3 Techniques to Scrape Any Websites Using Python | 1
|

3 Techniques to Scrape Any Websites Using Python

Web scraping is a prevalent technique to accumulate large amounts of data from publicly available websites.

There are various techniques to do this. Yet, People use a few methods a lot more than the others.

Many people use Selenium to navigate programmatically through web pages and pull data from them. Selenium is helpful, especially for scraping websites with lots of dynamically loaded components. Because these components load only after the page has loaded its static features, other techniques often fail to fetch them.

But, programming a Selenium driver could be overkill for other websites. If the website renders data as static pages, you have more accessible ways to fetch tons of data in no time.

We will use these techniques first and discuss ways to speed up selenium scripts.

Before we move on, here’s something you should be aware of. Not all websites welcome bot behaviors. You can avoid legal issues by reaching out to the site administrators before you do any scraping.

A quick check is to study the site’s `/robots.txt` file. If you see something like the following, you could say for sure that you CANT scrape it.

User-Agent: *
Disallow: /
Bash

 But not seeing this or seeing `Allow: /` doesn’t mean the site grants you permission to scrape. Check their terms-of-service page and reach out to the admin.

1. The fastest way to scrape websites using Python.

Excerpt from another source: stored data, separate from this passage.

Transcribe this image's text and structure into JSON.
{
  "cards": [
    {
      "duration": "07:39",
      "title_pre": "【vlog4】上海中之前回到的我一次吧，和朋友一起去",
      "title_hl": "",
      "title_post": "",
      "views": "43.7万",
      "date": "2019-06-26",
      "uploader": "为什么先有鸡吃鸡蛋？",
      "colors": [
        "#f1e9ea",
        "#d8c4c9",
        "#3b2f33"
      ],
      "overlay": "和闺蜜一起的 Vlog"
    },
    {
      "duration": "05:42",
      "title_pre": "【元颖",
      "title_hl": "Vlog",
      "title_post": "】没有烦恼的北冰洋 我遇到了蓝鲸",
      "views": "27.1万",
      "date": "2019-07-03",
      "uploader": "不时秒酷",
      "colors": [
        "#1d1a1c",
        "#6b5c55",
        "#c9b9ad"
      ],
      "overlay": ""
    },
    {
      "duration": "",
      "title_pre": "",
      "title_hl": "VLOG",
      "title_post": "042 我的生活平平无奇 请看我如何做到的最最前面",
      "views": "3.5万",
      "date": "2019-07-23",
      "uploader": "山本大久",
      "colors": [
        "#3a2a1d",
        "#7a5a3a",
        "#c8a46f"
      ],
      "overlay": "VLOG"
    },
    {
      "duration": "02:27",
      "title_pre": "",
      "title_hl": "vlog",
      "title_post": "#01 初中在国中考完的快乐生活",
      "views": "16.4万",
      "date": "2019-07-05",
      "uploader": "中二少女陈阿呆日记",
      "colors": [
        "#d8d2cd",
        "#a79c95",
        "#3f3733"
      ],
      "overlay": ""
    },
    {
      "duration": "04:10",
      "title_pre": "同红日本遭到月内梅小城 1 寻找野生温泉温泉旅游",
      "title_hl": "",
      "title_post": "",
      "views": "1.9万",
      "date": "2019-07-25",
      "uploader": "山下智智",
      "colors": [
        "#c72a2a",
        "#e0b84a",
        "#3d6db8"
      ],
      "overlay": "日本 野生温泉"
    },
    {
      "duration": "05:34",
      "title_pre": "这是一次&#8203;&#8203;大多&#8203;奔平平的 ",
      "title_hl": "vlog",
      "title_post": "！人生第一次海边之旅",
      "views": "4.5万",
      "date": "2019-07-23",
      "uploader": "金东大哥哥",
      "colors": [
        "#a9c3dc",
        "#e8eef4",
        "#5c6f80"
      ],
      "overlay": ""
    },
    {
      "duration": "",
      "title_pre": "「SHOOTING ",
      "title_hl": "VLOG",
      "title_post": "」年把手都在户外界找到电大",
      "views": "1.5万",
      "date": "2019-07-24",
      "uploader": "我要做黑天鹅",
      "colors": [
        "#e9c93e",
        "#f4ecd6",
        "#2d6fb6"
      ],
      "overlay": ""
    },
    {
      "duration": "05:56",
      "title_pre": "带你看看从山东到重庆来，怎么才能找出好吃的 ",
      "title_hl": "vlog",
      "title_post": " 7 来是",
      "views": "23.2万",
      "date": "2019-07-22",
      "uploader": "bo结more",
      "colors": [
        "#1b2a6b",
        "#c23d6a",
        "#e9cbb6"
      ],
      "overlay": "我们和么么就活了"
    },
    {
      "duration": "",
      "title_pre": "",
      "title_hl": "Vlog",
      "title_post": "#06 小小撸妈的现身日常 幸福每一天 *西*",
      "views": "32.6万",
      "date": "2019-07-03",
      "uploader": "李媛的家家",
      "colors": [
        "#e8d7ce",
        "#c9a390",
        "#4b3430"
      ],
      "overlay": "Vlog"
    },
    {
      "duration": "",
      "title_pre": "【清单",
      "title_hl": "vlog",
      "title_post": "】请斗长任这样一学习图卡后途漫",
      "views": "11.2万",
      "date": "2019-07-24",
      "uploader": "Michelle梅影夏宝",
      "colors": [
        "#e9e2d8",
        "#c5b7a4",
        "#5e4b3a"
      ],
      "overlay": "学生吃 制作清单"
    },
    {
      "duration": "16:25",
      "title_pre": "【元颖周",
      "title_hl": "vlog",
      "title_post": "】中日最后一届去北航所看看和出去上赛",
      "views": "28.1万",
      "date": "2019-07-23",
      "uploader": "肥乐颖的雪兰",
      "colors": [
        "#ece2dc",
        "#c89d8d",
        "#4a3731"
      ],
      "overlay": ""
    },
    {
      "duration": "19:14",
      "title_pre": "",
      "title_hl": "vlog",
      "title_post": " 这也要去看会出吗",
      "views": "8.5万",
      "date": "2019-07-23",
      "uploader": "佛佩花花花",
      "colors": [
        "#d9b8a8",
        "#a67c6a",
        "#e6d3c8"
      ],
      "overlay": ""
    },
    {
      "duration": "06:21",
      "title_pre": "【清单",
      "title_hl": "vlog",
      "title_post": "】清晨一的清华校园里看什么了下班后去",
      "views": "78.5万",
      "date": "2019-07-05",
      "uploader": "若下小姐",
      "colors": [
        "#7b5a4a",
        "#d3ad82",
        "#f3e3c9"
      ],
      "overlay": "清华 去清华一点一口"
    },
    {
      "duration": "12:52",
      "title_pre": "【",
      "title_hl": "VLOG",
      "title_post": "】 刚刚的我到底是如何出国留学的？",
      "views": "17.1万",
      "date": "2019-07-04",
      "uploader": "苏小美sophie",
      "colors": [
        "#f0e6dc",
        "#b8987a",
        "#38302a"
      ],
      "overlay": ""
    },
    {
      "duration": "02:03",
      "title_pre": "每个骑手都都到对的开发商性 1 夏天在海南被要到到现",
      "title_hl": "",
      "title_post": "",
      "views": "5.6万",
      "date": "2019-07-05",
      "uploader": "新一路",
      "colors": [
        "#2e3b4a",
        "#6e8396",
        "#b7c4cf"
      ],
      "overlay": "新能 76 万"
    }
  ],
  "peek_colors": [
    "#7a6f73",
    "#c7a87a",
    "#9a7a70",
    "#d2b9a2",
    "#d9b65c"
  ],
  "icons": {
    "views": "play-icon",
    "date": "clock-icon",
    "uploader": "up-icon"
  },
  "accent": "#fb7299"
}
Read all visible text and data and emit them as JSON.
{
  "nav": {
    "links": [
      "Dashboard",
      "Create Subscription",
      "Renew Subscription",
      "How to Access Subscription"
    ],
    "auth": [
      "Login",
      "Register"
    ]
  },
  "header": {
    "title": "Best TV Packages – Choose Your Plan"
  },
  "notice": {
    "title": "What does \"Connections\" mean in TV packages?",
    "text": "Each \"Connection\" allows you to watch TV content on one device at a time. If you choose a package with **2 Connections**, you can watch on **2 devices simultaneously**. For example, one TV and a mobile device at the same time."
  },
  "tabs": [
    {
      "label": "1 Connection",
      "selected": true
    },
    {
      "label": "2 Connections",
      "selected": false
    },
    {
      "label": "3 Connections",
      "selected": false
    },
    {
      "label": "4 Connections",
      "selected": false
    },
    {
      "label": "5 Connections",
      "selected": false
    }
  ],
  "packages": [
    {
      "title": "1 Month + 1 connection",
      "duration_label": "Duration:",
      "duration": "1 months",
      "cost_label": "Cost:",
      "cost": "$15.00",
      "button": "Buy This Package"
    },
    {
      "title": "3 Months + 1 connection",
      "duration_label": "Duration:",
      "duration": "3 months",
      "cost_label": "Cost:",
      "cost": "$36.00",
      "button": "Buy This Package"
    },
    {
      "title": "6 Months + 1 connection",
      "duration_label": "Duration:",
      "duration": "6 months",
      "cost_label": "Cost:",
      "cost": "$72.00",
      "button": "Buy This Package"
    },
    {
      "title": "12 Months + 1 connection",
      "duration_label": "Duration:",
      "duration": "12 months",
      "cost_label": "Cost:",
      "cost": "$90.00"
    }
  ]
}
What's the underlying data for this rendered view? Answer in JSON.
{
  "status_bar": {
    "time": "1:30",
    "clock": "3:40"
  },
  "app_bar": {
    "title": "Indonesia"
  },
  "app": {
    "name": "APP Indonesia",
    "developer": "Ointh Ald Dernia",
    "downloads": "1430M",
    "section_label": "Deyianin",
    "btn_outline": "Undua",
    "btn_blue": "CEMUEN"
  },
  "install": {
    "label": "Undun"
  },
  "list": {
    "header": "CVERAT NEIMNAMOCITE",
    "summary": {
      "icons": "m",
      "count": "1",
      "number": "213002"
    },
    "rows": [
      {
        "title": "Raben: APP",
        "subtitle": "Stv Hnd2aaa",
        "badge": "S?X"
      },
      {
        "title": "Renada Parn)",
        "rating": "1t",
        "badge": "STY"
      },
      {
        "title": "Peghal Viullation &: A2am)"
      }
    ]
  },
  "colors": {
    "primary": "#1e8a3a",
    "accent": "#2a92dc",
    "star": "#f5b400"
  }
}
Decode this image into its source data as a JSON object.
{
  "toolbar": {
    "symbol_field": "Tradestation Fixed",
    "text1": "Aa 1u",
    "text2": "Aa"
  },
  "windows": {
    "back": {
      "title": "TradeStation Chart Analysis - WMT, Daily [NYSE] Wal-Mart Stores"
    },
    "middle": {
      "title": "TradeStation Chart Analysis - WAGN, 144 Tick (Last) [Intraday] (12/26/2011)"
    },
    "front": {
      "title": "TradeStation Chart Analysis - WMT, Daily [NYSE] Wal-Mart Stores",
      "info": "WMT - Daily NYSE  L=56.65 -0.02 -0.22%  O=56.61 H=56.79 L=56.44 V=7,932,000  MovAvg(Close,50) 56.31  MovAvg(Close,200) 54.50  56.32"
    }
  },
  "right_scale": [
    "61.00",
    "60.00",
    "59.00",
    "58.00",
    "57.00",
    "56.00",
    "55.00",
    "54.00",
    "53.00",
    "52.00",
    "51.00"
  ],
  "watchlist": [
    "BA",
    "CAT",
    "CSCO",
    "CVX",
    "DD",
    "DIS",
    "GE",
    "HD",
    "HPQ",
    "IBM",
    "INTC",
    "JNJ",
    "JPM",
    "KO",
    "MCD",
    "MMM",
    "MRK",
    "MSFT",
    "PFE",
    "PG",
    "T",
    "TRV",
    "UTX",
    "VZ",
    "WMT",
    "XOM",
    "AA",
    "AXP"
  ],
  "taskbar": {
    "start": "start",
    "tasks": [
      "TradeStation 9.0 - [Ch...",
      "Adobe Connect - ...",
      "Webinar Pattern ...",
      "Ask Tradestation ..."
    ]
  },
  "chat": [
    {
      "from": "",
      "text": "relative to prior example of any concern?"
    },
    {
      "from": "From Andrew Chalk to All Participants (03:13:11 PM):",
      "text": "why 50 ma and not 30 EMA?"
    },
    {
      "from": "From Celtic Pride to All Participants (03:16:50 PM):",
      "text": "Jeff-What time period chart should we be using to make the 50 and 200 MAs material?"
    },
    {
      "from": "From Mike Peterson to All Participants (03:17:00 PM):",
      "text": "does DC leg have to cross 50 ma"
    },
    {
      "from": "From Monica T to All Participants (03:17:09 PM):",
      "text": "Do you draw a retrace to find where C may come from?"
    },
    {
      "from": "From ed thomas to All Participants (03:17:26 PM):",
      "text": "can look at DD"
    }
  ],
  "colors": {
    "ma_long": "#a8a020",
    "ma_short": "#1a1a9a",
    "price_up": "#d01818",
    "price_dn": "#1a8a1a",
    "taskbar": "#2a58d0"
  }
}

This is the stupidly simple one to scrape websites among all the techniques.

import pandas as pd
dfs = pd.read_html("<URL TO SCRAPE>")
df = dfs[0]
Python

Yes! The widespread data manipulation Python library, Pandas, can do web scraping too. The `read_html` method will fetch all the data tables on the web page and return them in a list.

There are a couple of valuable hacks to do this more efficiently.

Filter tables using HTML attributes.

Sometimes, it’s difficult to find out the one table we need from all the available HTML tables. We could use this attrs parameter to filter tables. You’d be lucky if you see an id property because it allows you to pinpoint the needle in the haystack. However, read_html would still return a list.

dfs = pd.read_html("URL", attrs = {'id': 'TABLE_ID'})
Python

Remove commas that separate thousands.

Commas improve the readability of large numbers. Yet, it’s an extra burden to clean them and parse them to numeric data types. But in Pandas, you can set the thousands parameter to the separator value, and you’ll get them in number format.

dfs = pd.read_html("URL TO SCRAPE", thousands=",")
Python

Parsing date

Parsing date fields can be a daunting task. People use many different date formats across the world. A clever technique when using Pandas is to use the parse_date parameter.
You can set this parse_date=True. Then, Pandas will try to parse all date-like fields if they follow a date format.
You can do a lot more with this parameter. For example, you could specify a list of column indexes that need to be parsed instead of True.

Read more about parsing dates in Pandas.

dfs = pd.read_html("URL_TO_SCRAPE", parse_date=True)
dfs = pd.read_html("URL_TO_SCRAPE", parse_date=[1,2,3])
Python

When to use pd.read_html to scrape web pages?

The read_html method looks for <table> tags in the web page. Hence, this method only works if your website has them.
It’s not very common for websites to always have their data in a scrape-friendly table. Often they are formatted in a list view. Product detail pages may not have <table> tags even if the product list page has. Thus, read_html isn’t an excellent option for scraping most product detail pages.
Our following approach is helpful in such a situation.

2. Scraping websites using request and beautiful soup.

In a way, this method isn’t very different from scraping with read_html. Both methods use a similar approach to fetch and parse HTML pages.
Yet, this manual approach gives more flexibility in terms of element selection. While read_html is limited to only <table> tags, this approach allows you can to program it uniquely.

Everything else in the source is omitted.